More interestingly, different from previous studies based on the lab and experimental data, this study shows that expression of Bt cotton in farmer’s agricultural production, has also been affected by seed quality and farmer’s management. As in other developing countries, planting saved seed is a very common practice in China’s cotton production (according to our data, 23 % plots were planted with saved seed). This study shows that the expression level of Bt toxin of saved seeds is significant lower than that of bought seeds.

Similarly, this study also shows that the expression of Bt toxin in agricultural production is significantly affected by farm management practices. In contrast to previous studies which showed that nitrogen fertilizer has a positive impact on the expression of Bt toxin (e.g., Yang et al. 2005), this study shows that nitrogen fertilizer application has no significant impact on the expression of Bt toxin in farmer’s fields. On the other hand, the expression of Bt toxin has a positive relationship with phosphate fertilizer, potash fertilizer and manure application.

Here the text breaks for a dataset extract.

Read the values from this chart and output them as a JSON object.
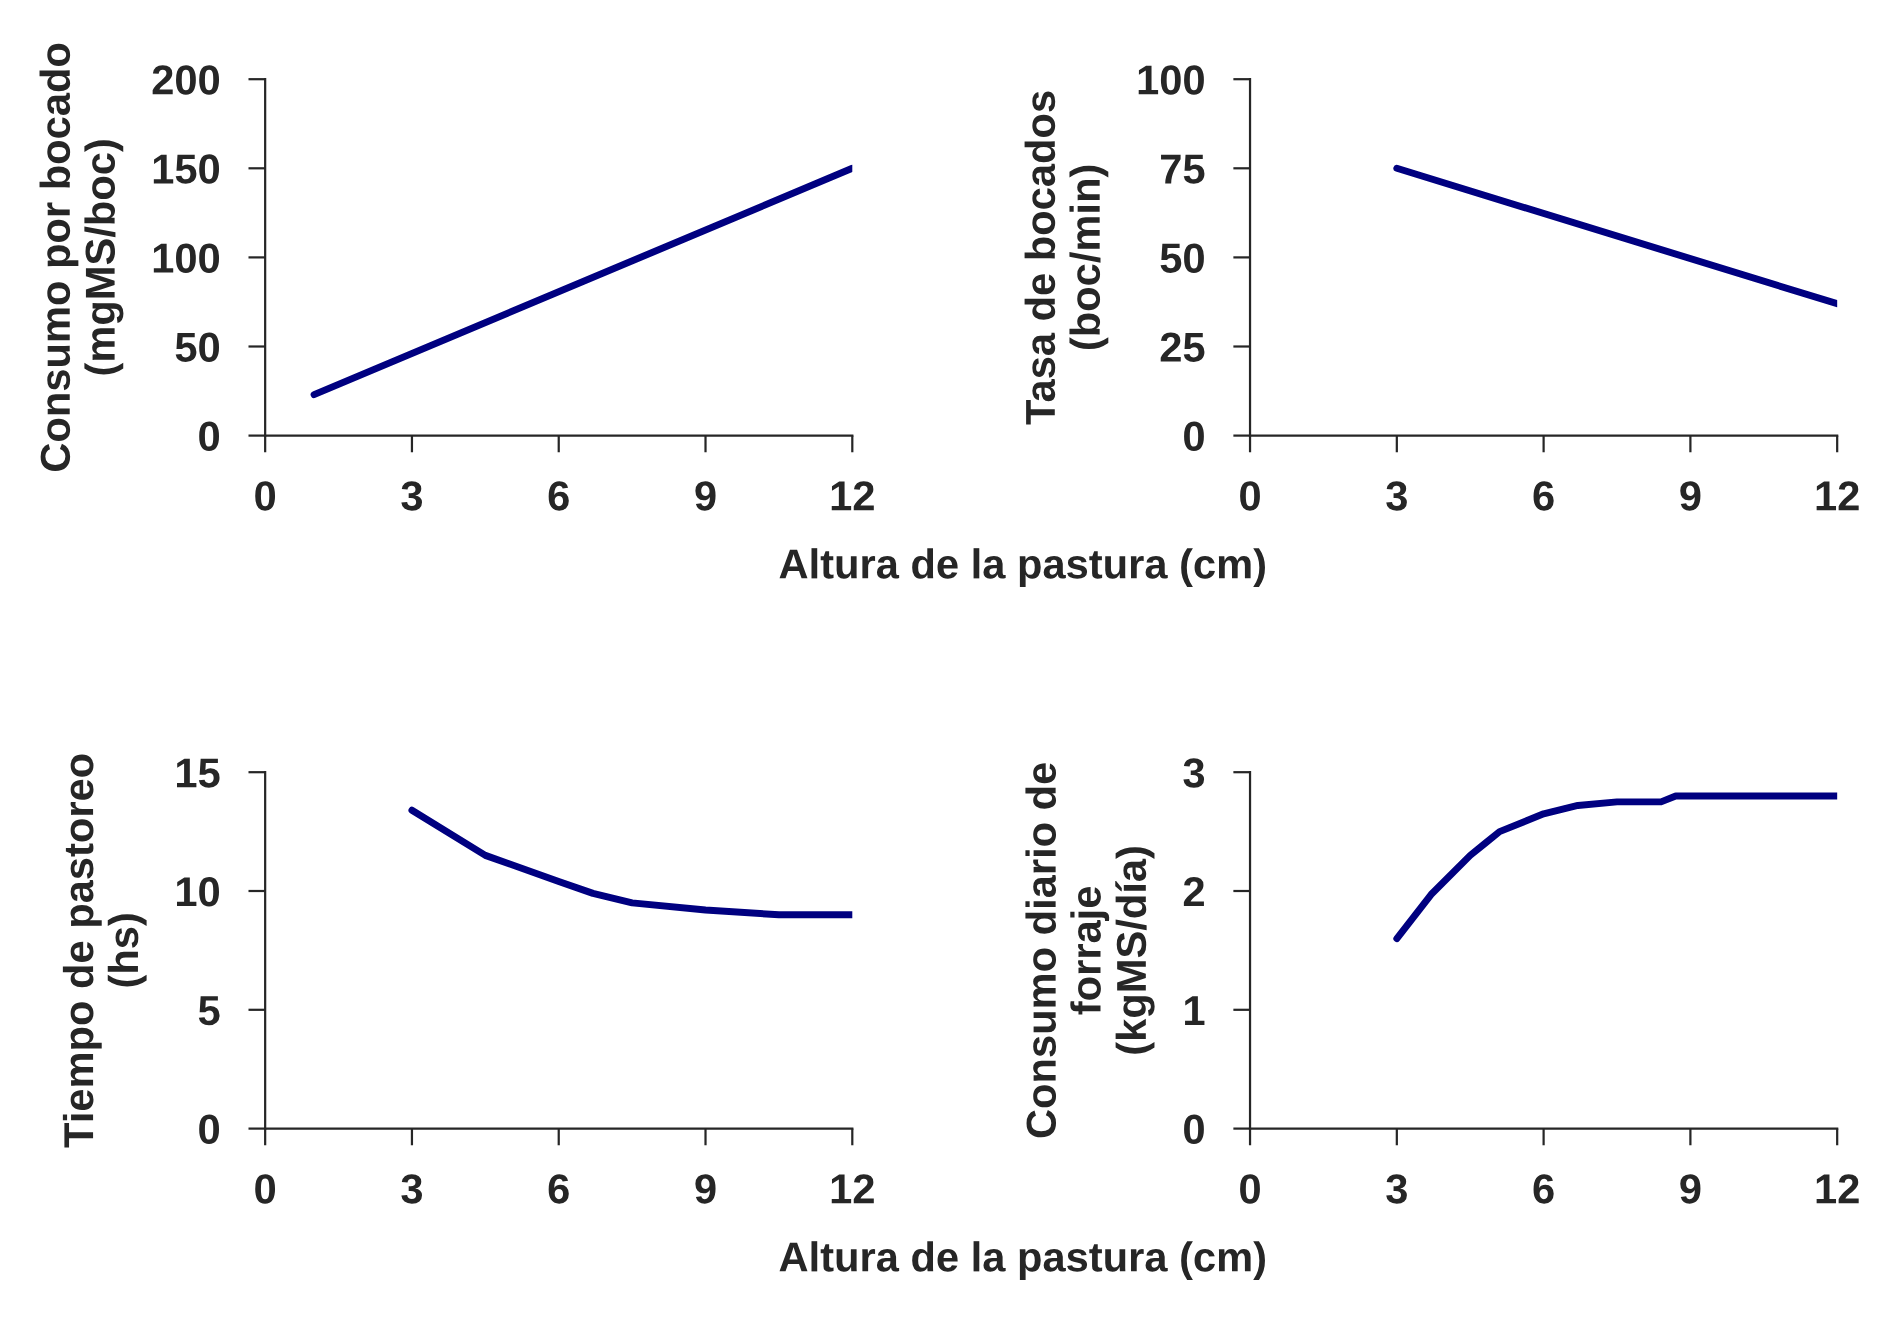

Result from this study has important policy implications. Unbalanced fertilizer use is quite common in China. Previous studies showed that farmers overuse nitrogen fertilizer but underuse phosphate fertilizer, potash fertilizer, and manure (Zhang et al. 2006). As the economic develops, especially as the increase of the labor cost, it is expected that farmers are going to use more chemical fertilizer, especially nitrogen fertilizer, and less manure. According to this study, balanced fertilizer use not only contributes to crop production, but also the expression of Bt toxin, hence leads to higher cotton yield and lower pesticide cost.